3. Give an example to show that $$y\mapsto \mu(U(y,r))$$ may not be continuous.

4. Show that, for any $$y\in X$$,

$\mu(B(y,r))= \lim_{\mathbb Q \ni q\downarrow r} \mu(U(y,q)).$
5. Deduce that, for any $$r>0$$, $$y\mapsto \mu(B(y,r))$$ is a Borel function.

6. Show that the Hardy–Littlewood maximal function is equivalently defined by taking the supremum over all rational $$r>0$$.

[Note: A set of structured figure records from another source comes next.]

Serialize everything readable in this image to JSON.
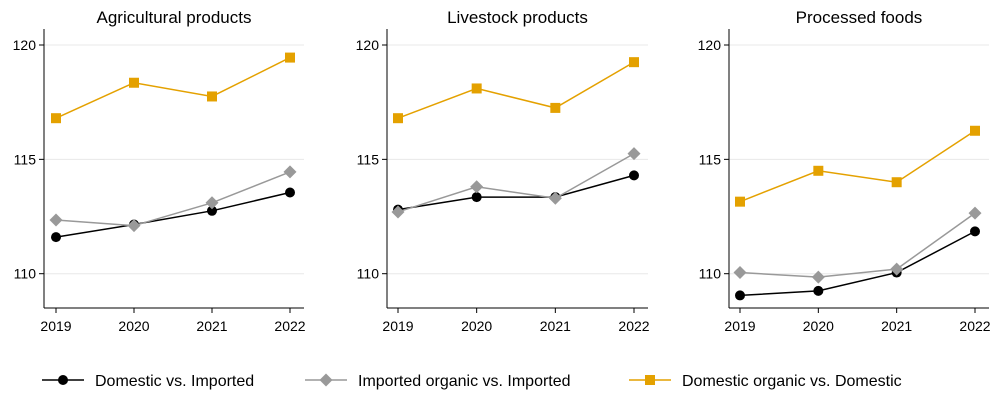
{
  "chart_data": [
    {
      "type": "line",
      "title": "Agricultural products",
      "categories": [
        "2019",
        "2020",
        "2021",
        "2022"
      ],
      "ylim": [
        108.5,
        120.7
      ],
      "yticks": [
        "110",
        "115",
        "120"
      ],
      "grid": true,
      "series": [
        {
          "name": "Domestic vs. Imported",
          "values": [
            111.6,
            112.15,
            112.75,
            113.55
          ]
        },
        {
          "name": "Imported organic vs. Imported",
          "values": [
            112.35,
            112.1,
            113.1,
            114.45
          ]
        },
        {
          "name": "Domestic organic vs. Domestic",
          "values": [
            116.8,
            118.35,
            117.75,
            119.45
          ]
        }
      ]
    },
    {
      "type": "line",
      "title": "Livestock products",
      "categories": [
        "2019",
        "2020",
        "2021",
        "2022"
      ],
      "ylim": [
        108.5,
        120.7
      ],
      "yticks": [
        "110",
        "115",
        "120"
      ],
      "grid": true,
      "series": [
        {
          "name": "Domestic vs. Imported",
          "values": [
            112.8,
            113.35,
            113.35,
            114.3
          ]
        },
        {
          "name": "Imported organic vs. Imported",
          "values": [
            112.7,
            113.8,
            113.3,
            115.25
          ]
        },
        {
          "name": "Domestic organic vs. Domestic",
          "values": [
            116.8,
            118.1,
            117.25,
            119.25
          ]
        }
      ]
    },
    {
      "type": "line",
      "title": "Processed foods",
      "categories": [
        "2019",
        "2020",
        "2021",
        "2022"
      ],
      "ylim": [
        108.5,
        120.7
      ],
      "yticks": [
        "110",
        "115",
        "120"
      ],
      "grid": true,
      "series": [
        {
          "name": "Domestic vs. Imported",
          "values": [
            109.05,
            109.25,
            110.05,
            111.85
          ]
        },
        {
          "name": "Imported organic vs. Imported",
          "values": [
            110.05,
            109.85,
            110.2,
            112.65
          ]
        },
        {
          "name": "Domestic organic vs. Domestic",
          "values": [
            113.15,
            114.5,
            114.0,
            116.25
          ]
        }
      ]
    }
  ],
  "legend": {
    "placement": "bottom",
    "items": [
      {
        "label": "Domestic vs. Imported",
        "color": "#000000",
        "marker": "circle"
      },
      {
        "label": "Imported organic vs. Imported",
        "color": "#999999",
        "marker": "diamond"
      },
      {
        "label": "Domestic organic vs. Domestic",
        "color": "#E4A100",
        "marker": "square"
      }
    ]
  },
  "colors": {
    "series": [
      "#000000",
      "#999999",
      "#E4A100"
    ],
    "grid": "#e8e8e8",
    "axis": "#000000"
  }
}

7. Deduce that the Hardy–Littlewood maximal function is a Borel function.

Example 30

Let $$\mu$$ be a doubling measure on a metric space $$X$$ and let $$S\subset X$$ with $$\mu(S)<\infty$$. Suppose that there exists a $$\mu$$-measurable $$S'\supset S$$ with $$\mu(S')=\mu(S)$$. Show that

$\lim_{r\to 0}\frac{\mu(S\cap B(x,r))}{\mu(B(x,r))}=1$

for $$\mu$$-a.e. $$x\in S$$.

Example 31

Prove that on $$\mathbb R^n$$, $$\mathcal L^n=c \mathcal H^n$$ for some $$c>0$$. There are two ways to prove this (recall Example 5).

Let $$\mu,\nu$$ be two finite Borel measures on a set $$X$$ with $$\mu \ll \nu$$ and suppose that $$\nu$$ is doubling. Show that the Radon–Nikodym derivative of $$\mu$$ with respect to $$\nu$$ is given by

$\lim_{r\to 0}\frac{\mu(B(x,r))}{\nu(B(x,r))}$

for $$\nu$$-a.e. $$x\in X$$.

Example 32

For $$f=\chi_{[0,1]}$$, show that $$Mf$$ does not have finite integral.